Şekil 4. Tam hücre analizi. Canlı bir SH-SY5Y hücrede synapto-pHluorin floresans (A) TIRFM görüntüsü. Hücreler dinlenme altında kaydedilmiştir ve (1 Hz örneklenmiş) (25 mM KCI uygulaması) koşullar uyarılır. Ölçek çubuğu: 10 mikron. Otomatik prosedür tarafından tanımlanan (B) noktalar TIRFM resmin üzerine bindirilmiş (yeşil renk) gösterilmektedir. Dinlenme koşulları altında, tüm hücre otomatik prosedürle seçilen noktalar (C) normalleştirilmiş floresan yoğunluğu profilleri (K / F0). (D) Normalizuyarılmış koşullar altında seçilen noktalar ed floresan yoğunluğu profilleri (F / F0). izleri üzerinde bar KCl uygulamasını gösterir. (EH) olaylar ve (mavi) ve uyarılmış (kırmızı) koşulları altında istirahat tüm hücrede kaydedilen floresan yoğunluğu değişiklikleri sayısı. (E) Histogramlar hücrede kaydedilen füzyon olayları toplam sayısını gösteren. (F) füzyon olayları zamansal dağılımı. (G) bütün hücre (Toplam EAA) ortaya çıkan pHluorin flüoresan yoğunluğundaki değişiklik gösteren histogramlar.
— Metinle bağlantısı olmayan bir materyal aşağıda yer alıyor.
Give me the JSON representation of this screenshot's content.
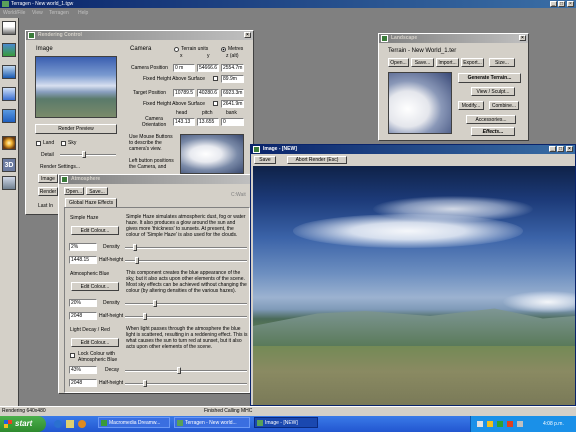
{
  "app": {
    "title": "Terragen - New world_1.tgw",
    "menu": [
      "World/File",
      "View",
      "Terragen",
      "Help"
    ],
    "status_left": "Rendering 640x480",
    "status_right": "Finished Calling MHC"
  },
  "toolbar": {
    "icons": [
      "landscape-icon",
      "terrain-icon",
      "water-icon",
      "sky-icon",
      "atmosphere-icon",
      "lighting-icon",
      "3d-icon",
      "camera-icon"
    ],
    "label_3d": "3D"
  },
  "render": {
    "title": "Rendering Control",
    "image_label": "Image",
    "render_preview": "Render Preview",
    "land": "Land",
    "sky": "Sky",
    "detail": "Detail",
    "render_settings": "Render Settings...",
    "image_btn": "Image",
    "render_btn": "Render",
    "last_label": "Last In",
    "camera_label": "Camera",
    "terrain_units": "Terrain units",
    "metres": "Metres",
    "col_x": "x",
    "col_y": "y",
    "col_z": "z (alt)",
    "camera_position": "Camera Position",
    "cam_x": "0 m",
    "cam_y": "54666.6",
    "cam_z": "2554.7m",
    "fixed_height": "Fixed Height Above Surface",
    "fixed_1": "89.9m",
    "target_position": "Target Position",
    "tgt_x": "10789.5",
    "tgt_y": "40280.6",
    "tgt_z": "6923.3m",
    "fixed_2": "2641.9m",
    "col_head": "head",
    "col_pitch": "pitch",
    "col_bank": "bank",
    "camera_orientation": "Camera Orientation",
    "head": "143.13",
    "pitch": "13.655",
    "bank": "0",
    "mouse_hint": "Use Mouse Buttons to describe the camera's view.",
    "left_hint": "Left button positions the Camera, and"
  },
  "landscape": {
    "title": "Landscape",
    "terrain_name": "Terrain - New World_1.ter",
    "open": "Open...",
    "save": "Save...",
    "import": "Import...",
    "export": "Export...",
    "size": "Size...",
    "generate": "Generate Terrain...",
    "view_sculpt": "View / Sculpt...",
    "modify": "Modify...",
    "combine": "Combine...",
    "accessories": "Accessories...",
    "effects": "Effects..."
  },
  "atmosphere": {
    "title": "Atmosphere",
    "open": "Open...",
    "save": "Save...",
    "tab": "Global Haze Effects",
    "cwait": "C:Wait",
    "haze": {
      "label": "Simple Haze",
      "edit": "Edit Colour...",
      "density_val": "2%",
      "density": "Density",
      "half_val": "1448.15",
      "half": "Half-height",
      "desc": "Simple Haze simulates atmospheric dust, fog or water haze. It also produces a glow around the sun and gives more 'thickness' to sunsets. At present, the colour of 'Simple Haze' is also used for the clouds."
    },
    "blue": {
      "label": "Atmospheric Blue",
      "edit": "Edit Colour...",
      "density_val": "20%",
      "density": "Density",
      "half_val": "2048",
      "half": "Half-height",
      "desc": "This component creates the blue appearance of the sky, but it also acts upon other elements of the scene. Most sky effects can be achieved without changing the colour (by altering densities of the various hazes)."
    },
    "decay": {
      "label": "Light Decay / Red",
      "edit": "Edit Colour...",
      "lock": "Lock Colour with Atmospheric Blue",
      "decay_val": "43%",
      "decay": "Decay",
      "half_val": "2048",
      "half": "Half-height",
      "desc": "When light passes through the atmosphere the blue light is scattered, resulting in a reddening effect. This is what causes the sun to turn red at sunset, but it also acts upon other elements of the scene."
    }
  },
  "imagewin": {
    "title": "Image - [NEW]",
    "save": "Save",
    "abort": "Abort Render (Esc)"
  },
  "taskbar": {
    "start": "start",
    "items": [
      "Macromedia Dreamw...",
      "Terragen - New world...",
      "Image - [NEW]"
    ],
    "clock": "4:08 p.m."
  }
}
Zamanın bir fonksiyonu olarak kümülatif pHluorin floresan yoğunluğu değişiklikleri gösteren (H) eğrileri. Bu rakamın büyük halini görmek için lütfen buraya tıklayınız.
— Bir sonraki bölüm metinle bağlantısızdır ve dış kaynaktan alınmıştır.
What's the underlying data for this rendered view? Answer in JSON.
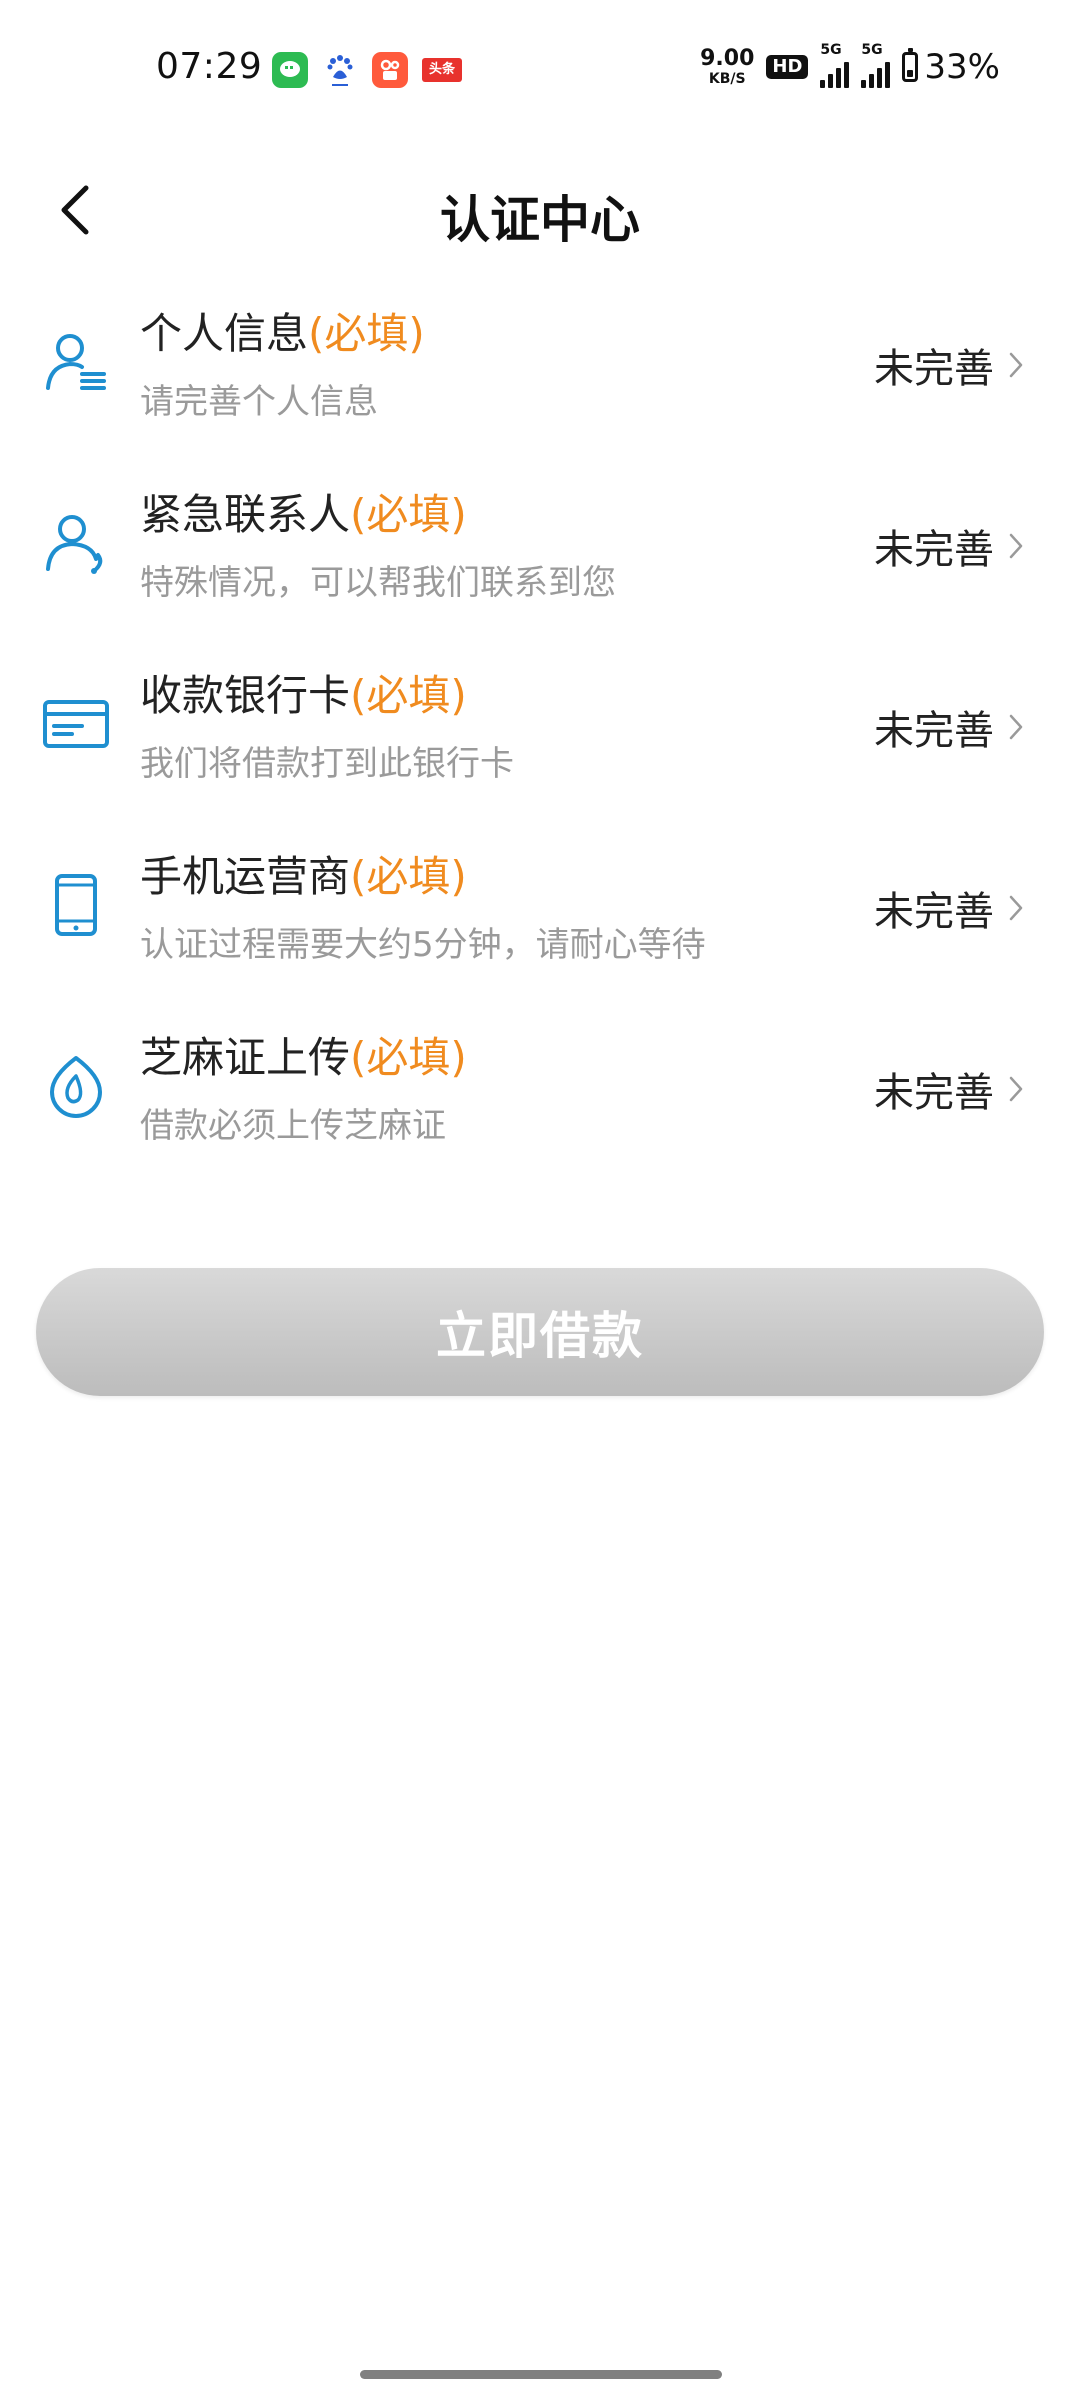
{
  "status_bar": {
    "time": "07:29",
    "notification_icons": [
      "wechat-icon",
      "baidu-icon",
      "kuaishou-icon",
      "toutiao-icon"
    ],
    "toutiao_label": "头条",
    "net_speed_value": "9.00",
    "net_speed_unit": "KB/S",
    "hd_label": "HD",
    "sim1_label": "5G",
    "sim2_label": "5G",
    "battery_percent": "33%",
    "battery_level": 0.33
  },
  "header": {
    "title": "认证中心",
    "back_icon": "chevron-left-icon"
  },
  "items": [
    {
      "title": "个人信息",
      "required": "(必填)",
      "subtitle": "请完善个人信息",
      "status": "未完善",
      "icon": "person-list-icon"
    },
    {
      "title": "紧急联系人",
      "required": "(必填)",
      "subtitle": "特殊情况，可以帮我们联系到您",
      "status": "未完善",
      "icon": "person-phone-icon"
    },
    {
      "title": "收款银行卡",
      "required": "(必填)",
      "subtitle": "我们将借款打到此银行卡",
      "status": "未完善",
      "icon": "bank-card-icon"
    },
    {
      "title": "手机运营商",
      "required": "(必填)",
      "subtitle": "认证过程需要大约5分钟，请耐心等待",
      "status": "未完善",
      "icon": "mobile-phone-icon"
    },
    {
      "title": "芝麻证上传",
      "required": "(必填)",
      "subtitle": "借款必须上传芝麻证",
      "status": "未完善",
      "icon": "sesame-drop-icon"
    }
  ],
  "loan_button": {
    "label": "立即借款",
    "enabled": false
  },
  "colors": {
    "accent_blue": "#1f8fd0",
    "required_orange": "#f08b1f",
    "subtitle_gray": "#9a9a9a",
    "button_gray": "#c8c8c8"
  }
}
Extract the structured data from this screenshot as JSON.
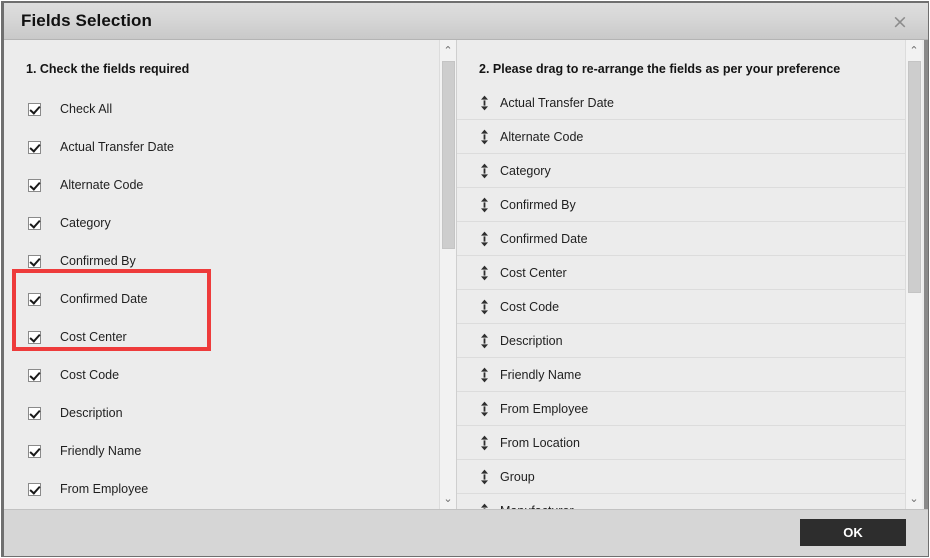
{
  "dialog": {
    "title": "Fields Selection",
    "close_icon": "close-icon",
    "close_glyph": "×"
  },
  "left_panel": {
    "heading": "1. Check the fields required",
    "items": [
      {
        "label": "Check All",
        "checked": true
      },
      {
        "label": "Actual Transfer Date",
        "checked": true
      },
      {
        "label": "Alternate Code",
        "checked": true
      },
      {
        "label": "Category",
        "checked": true
      },
      {
        "label": "Confirmed By",
        "checked": true
      },
      {
        "label": "Confirmed Date",
        "checked": true
      },
      {
        "label": "Cost Center",
        "checked": true
      },
      {
        "label": "Cost Code",
        "checked": true
      },
      {
        "label": "Description",
        "checked": true
      },
      {
        "label": "Friendly Name",
        "checked": true
      },
      {
        "label": "From Employee",
        "checked": true
      }
    ],
    "annotation": {
      "name": "red-highlight-box",
      "color": "#ee3b3b",
      "covers": [
        "Confirmed By",
        "Confirmed Date"
      ]
    },
    "scrollbar": {
      "up_glyph": "⌃",
      "down_glyph": "⌄"
    }
  },
  "right_panel": {
    "heading": "2. Please drag to re-arrange the fields as per your preference",
    "items": [
      {
        "label": "Actual Transfer Date"
      },
      {
        "label": "Alternate Code"
      },
      {
        "label": "Category"
      },
      {
        "label": "Confirmed By"
      },
      {
        "label": "Confirmed Date"
      },
      {
        "label": "Cost Center"
      },
      {
        "label": "Cost Code"
      },
      {
        "label": "Description"
      },
      {
        "label": "Friendly Name"
      },
      {
        "label": "From Employee"
      },
      {
        "label": "From Location"
      },
      {
        "label": "Group"
      },
      {
        "label": "Manufacturer"
      }
    ],
    "drag_handle_icon": "drag-updown-icon",
    "scrollbar": {
      "up_glyph": "⌃",
      "down_glyph": "⌄"
    }
  },
  "footer": {
    "ok_label": "OK"
  }
}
(A), SH-SY5Y hücreleri, sadece dinlenme şartları altında, 1 Hz görüntülü. Bir synapto-pHluorin gösteren bir ROI Temsilcisi TIRFM sıralı görüntüler (her 2 sn) vezikülü etiketli. YG 40 x 35 piksel =. Bir gösterilen ROI (B) Normalize floresan profili (F / F0). Siyah yıldız eşik çizgisi gösterilir, bir füzyon olayı gösterir. (C), aynı hücre stimüle koşullar (25 mM KCI) altında kaydedilir, bir ROI temsilcisi TIRFM sıralı görüntüler gösterilir. KCI uygulama sarı yıldız işareti ile gösterilir. (D) C de gösterilen bölge normalleştirilmiş floresan profili veziküller (in) varış ve kaybolması (out) vurgulamaktadır. Siyah yıldız füzyon olayları göstermektedir, eşik çizgisi gösterilir. (EG) istirahat (mavi bar) altında kaydedilmiştir ve uyarılmış tek kese olayların özellikleri ( Kırmızı çubuk) şartları. n = 40 füzyon olayları. (E) Sol, pik alanı (EAA) açık mavi ile gösterilir, sağ, ortalama pik alanlarının histogramlar; ** P <0.01. (F) Sol, pik yüksekliği (h) çift başlı ok ile gösterilen, merkez, ortalama pik yüksekliği histogramlar; ** P <0.01; sağ, pik yükseklik füzyon mekanizması belirtir. Karikatürde yıldız synapto-pHluorin gösterir. (G) Sol, tepe genişliği çift başlı ok ile gösterilen, merkez, ortalama pik genişliği histogramlar; * P <0.05, sağ, tepe genişliği vezikül ekzositoz, bağlanma ve endositoz süreyi belirtir. synapto-pHluorin floresan görünür ve-off açıldığında. gri olduğunda yıldız rengi yeşildir , bu rakamın büyük halini görmek için lütfen buraya tıklayınız.

Synapto-pHluorin ifade video 2. SH-SY5Y hücreleri (1 Hz örneklenmiş) uyarılmış koşullar altında kaydedilir. KCI perfüzyon gösterilir. Bu videoyu görmek için lütfen buraya tıklayınız.

Yazarlar, rekabet eden hiçbir finansal çıkarları olmadığını beyan ederler.